Maka daerah yang memiliki hasil bumi, tambang, atau potensi ekonomi, hasil pengelolaannya dimasukkan ke Baitulmal. Namun, jika daerah kekurangan dana untuk kebutuhan umat (misalnya pembangunan jalan, sekolah, rumah sakit), maka negara pun akan memberi bantuan. Jadi tidak ada ketimpangan antar daerah sebagaimana di sistem sekarang. Karena distribusi ditentukan oleh kebutuhan, bukan oleh besar kecilnya PAD.
Prinsip Islam, negara adalah penjamin kebutuhan rakyat per individu, bukan hanya per daerah.

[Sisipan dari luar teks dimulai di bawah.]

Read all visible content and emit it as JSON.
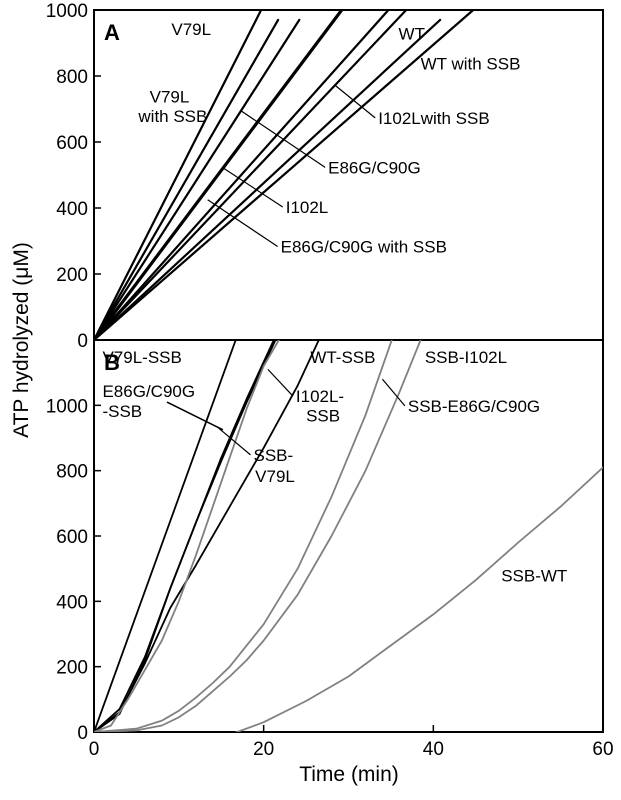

Maka setiap individu dipastikan terjamin haknya.
Rasulullah ﷺ bersabda, “Imam (khalifah) adalah pemelihara urusan rakyat dan ia akan dimintai pertanggungjawaban atas rakyat yang dipeliharanya.” (HR Bukhari dan Muslim)
Kembali kepada Islam adalah sebaik-baik jalan yang harus ditempuh. Maka sindiran untuk memperbaiki kondisi umat, tentu bukanlah langkah perubahan. Perlu aktivitas muhasabah lil hukam, melalui dakwah kepada penguasa, agar mereka memahami bahwasanya Islam memiliki solusi hakiki bagi pembiayaan daerah. Allahumma ahyanaa bil Islam.[]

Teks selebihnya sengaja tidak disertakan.